Motorku telah berbelok ke arah rumahku. Kusapa orang-orang yang kukenali sepanjang jalan. Paling tidak aku mengangguk ke arah mereka. Kampungku memang bukan kampung yang luas. Jalan di jalan utama memang sudah beraspal halus, namun jalan di sepanjang rumahku bukan jalan yang cukup bagus, memang sudah diaspal namun belum terlalu halus. Seperti biasanya tipikal orang pedesaan, suasana kekeluargaan sangat rekat disini. Antara sepuluh rumah ke samping kanan, kiri, depan dan belakang semua saling kenal dan saling ramah. Bukankah yang dinamakan tetangga adalah orang-orang yang berada sepuluh rumah darimu? Itulah kenapa sebaik-baik kalian adalah orang yang baik pada tetangganya. Karna memang tetangga akan selalu menjadi orang pertama yang kita repoti saat kita membutuhkan bantuan. Sampai-sampai rasul berkata barang siapa beriman pada Allah dan hari akhir, maka janganlah menyakiti tetangganya (Bukhari Muslim hal.372)
            Kurebahkan tubuhku sejenak setelah aku sampai istanaku, kamar kecilku. Sambil kudengarkan Chantal Kreviazuk bernyanyi untukku. Lalu berurutan di belakangnya Jason Mraz, Sami Yusuf, R. Kelly, Gradasi, Syakhrukh Khan, dan Letto.

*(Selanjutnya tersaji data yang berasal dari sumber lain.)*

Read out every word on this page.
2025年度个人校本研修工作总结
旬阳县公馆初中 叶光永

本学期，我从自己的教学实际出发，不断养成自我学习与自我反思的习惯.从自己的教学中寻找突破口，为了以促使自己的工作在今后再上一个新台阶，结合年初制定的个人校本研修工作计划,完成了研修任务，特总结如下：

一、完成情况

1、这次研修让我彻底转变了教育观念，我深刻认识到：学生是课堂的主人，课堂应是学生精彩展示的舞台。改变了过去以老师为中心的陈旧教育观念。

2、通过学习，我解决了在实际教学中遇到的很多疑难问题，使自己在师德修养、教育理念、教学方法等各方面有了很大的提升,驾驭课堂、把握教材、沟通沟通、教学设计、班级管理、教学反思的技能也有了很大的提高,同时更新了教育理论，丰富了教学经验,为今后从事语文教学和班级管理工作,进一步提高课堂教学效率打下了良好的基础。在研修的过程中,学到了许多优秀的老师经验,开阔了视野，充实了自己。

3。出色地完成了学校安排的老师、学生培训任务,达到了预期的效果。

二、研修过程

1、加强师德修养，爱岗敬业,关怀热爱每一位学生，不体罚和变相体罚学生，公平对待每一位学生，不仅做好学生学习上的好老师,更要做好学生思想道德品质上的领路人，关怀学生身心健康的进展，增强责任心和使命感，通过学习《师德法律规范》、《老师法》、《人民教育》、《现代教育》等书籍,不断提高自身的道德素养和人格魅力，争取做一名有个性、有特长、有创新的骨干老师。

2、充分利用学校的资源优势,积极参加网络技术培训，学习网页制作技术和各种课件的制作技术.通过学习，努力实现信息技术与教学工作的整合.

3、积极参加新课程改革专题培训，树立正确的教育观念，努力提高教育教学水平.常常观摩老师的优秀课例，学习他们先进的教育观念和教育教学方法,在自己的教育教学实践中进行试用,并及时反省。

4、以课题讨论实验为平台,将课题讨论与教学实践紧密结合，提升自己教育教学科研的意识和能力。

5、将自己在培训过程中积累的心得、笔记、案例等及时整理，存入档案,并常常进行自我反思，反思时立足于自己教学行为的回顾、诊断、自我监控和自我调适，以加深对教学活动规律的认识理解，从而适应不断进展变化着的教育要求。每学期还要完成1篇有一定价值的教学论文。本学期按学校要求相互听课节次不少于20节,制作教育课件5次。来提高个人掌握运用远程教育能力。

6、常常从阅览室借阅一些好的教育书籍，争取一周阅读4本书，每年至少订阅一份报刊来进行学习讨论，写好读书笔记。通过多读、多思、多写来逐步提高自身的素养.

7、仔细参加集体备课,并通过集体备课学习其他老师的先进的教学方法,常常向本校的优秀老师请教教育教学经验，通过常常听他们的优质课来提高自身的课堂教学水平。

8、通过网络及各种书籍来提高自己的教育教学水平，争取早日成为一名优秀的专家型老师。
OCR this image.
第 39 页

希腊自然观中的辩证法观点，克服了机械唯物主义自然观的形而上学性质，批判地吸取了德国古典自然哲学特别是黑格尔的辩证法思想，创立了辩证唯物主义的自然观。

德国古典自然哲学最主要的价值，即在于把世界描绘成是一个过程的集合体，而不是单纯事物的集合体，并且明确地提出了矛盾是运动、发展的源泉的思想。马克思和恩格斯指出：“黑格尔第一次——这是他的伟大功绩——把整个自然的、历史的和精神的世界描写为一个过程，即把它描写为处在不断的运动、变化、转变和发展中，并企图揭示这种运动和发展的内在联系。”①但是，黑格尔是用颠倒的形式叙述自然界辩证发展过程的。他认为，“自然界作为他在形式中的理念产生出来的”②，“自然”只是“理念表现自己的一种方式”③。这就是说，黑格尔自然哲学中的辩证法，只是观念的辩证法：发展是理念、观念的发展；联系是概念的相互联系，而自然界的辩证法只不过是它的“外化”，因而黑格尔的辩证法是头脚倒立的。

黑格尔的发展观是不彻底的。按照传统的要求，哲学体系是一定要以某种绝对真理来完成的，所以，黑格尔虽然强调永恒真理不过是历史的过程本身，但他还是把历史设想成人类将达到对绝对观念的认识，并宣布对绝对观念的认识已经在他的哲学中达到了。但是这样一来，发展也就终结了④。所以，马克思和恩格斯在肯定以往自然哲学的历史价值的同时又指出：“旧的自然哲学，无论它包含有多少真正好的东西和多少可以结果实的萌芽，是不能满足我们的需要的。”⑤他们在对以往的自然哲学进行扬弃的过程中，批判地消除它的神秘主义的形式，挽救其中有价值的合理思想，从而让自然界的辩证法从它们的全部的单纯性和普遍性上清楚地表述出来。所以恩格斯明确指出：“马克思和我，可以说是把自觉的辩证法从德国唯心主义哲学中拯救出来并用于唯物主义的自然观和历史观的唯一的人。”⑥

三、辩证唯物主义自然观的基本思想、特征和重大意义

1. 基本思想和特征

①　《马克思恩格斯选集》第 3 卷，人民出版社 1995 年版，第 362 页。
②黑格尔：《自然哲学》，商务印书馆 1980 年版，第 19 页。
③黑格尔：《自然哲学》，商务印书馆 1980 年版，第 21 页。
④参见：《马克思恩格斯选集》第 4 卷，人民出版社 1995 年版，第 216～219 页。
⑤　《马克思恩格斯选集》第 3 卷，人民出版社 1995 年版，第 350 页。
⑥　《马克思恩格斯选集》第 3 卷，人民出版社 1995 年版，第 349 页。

Lagu-lagu itu sering kali membuatku berendevouz dengan masa-masa di belakangku dan masa-masa yang berharga untukku. Kenapa ada Syakhruh Khan? Hahaha. Pasti aneh ya? Tapi aku menyukai lagunya atau entah lagu siapa karna yang kutau dia yang menyanyikan itu. Hanya satu lagu, kabhi alvida na kehna, never say goodbye, jangan pernah ucapkan selamat tinggal. Aku tidak pernah melihat film itu, namun aku mendapatkan potongan klip lagu itu dari temanku. Dan sekarang aku memasukkannya dalam playlist milikku.